Monday, February 24, 2014

When brute force is not an option

So, throughout the course of Applied Financial Engineering, Antonio stressed the importance of brute force methodology, but on the last day of the classes today [class before exam], he threw some light on what-if the computing power available is not enough to apply brute force. What if we cannot generate 100,000 random numbers for our calculations, what if we have to work with a limited set of only 1000 past values?

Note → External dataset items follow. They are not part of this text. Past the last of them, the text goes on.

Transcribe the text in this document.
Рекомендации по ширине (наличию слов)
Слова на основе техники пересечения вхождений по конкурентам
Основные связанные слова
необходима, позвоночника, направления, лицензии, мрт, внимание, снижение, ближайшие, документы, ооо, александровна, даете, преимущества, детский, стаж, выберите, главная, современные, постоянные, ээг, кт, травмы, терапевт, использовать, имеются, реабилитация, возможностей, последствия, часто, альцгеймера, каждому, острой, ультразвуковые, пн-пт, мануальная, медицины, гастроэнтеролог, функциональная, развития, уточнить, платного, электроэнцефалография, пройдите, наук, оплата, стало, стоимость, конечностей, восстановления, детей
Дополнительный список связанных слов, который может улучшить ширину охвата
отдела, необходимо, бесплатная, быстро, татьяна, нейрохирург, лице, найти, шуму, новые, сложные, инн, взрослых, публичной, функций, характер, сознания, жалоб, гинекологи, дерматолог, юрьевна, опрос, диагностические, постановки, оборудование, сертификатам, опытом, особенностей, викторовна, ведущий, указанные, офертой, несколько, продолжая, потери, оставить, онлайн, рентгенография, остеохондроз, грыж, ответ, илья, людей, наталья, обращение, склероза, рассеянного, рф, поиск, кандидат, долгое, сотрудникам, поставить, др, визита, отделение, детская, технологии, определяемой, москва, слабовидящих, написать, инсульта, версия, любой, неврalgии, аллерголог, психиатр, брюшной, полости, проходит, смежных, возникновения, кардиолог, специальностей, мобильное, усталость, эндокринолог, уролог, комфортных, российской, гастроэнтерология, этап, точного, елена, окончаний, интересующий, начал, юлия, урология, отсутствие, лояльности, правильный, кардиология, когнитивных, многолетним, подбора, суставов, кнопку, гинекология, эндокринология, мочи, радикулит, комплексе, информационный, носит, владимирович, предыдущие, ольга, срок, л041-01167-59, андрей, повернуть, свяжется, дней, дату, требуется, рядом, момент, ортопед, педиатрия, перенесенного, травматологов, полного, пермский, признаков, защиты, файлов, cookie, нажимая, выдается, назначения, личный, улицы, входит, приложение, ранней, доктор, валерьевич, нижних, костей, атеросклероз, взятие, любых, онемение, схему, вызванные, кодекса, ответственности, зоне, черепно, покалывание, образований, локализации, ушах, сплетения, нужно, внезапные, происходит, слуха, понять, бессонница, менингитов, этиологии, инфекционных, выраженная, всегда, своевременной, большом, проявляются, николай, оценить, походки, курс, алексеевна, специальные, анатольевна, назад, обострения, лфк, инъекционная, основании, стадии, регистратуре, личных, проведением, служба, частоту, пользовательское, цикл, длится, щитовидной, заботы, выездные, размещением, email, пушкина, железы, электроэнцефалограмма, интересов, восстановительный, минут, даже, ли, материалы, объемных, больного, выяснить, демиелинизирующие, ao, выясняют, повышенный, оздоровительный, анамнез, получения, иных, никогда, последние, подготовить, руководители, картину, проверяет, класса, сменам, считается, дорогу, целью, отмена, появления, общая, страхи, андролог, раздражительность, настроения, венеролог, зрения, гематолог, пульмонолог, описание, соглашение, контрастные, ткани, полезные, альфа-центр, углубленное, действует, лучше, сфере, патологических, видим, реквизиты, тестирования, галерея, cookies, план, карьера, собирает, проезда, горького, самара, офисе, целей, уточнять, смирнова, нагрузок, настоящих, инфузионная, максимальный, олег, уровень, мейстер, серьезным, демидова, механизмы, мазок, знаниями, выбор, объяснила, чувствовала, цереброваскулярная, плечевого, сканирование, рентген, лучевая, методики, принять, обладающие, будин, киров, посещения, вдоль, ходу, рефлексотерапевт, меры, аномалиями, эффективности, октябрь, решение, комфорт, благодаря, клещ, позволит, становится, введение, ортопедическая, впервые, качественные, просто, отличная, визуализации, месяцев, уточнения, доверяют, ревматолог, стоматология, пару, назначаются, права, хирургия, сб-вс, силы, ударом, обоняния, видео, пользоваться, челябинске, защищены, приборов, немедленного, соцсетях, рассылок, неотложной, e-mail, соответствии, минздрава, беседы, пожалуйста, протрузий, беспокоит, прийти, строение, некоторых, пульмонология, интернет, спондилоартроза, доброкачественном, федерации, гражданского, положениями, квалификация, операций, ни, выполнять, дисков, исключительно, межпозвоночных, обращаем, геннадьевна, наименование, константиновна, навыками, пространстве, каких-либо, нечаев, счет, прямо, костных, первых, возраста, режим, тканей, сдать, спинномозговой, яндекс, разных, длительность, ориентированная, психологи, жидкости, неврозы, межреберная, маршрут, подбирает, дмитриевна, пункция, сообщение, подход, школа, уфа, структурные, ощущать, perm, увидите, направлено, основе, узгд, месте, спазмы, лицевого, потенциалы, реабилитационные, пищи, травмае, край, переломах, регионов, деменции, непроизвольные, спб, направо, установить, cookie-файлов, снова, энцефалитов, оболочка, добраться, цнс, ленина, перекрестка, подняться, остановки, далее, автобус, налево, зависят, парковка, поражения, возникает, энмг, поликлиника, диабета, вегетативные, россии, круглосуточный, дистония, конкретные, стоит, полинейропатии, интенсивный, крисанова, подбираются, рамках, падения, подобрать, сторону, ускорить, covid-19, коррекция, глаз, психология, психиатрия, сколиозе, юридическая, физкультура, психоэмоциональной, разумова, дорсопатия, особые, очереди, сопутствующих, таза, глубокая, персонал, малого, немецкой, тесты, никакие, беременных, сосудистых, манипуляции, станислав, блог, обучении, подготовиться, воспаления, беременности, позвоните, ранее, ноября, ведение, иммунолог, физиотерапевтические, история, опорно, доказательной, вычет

Well, the only option available is then to get the values under constrained samples and reduce the error margin as much as possible. So, it was today that we saw various techniques to reduce the variance of calculations, but considering the processing time as an additional attribute to go along. Eventually, Antonio shared with us a research done by one of the PhD students which clearly showed the amount of variance reduction each method discussed in class can bring in the results for different number of samples, and also the amount of time taken by each method for these samples.

And to bring a sense to all of this discussion, Antonio aptly told us to consider a product of both processing time and the variance reduction value, as our criteria for evaluating each of these methods.

Anyways, spent entire afternoon today to work on the Internet as a Sales Channel group work and now, I also need to complete the Internet as a Sales Channel individual writeup that I have started working on yesterday, and start preparing for exams today. Its going to be long nights these couple of days, and I am all set to live every bit of them.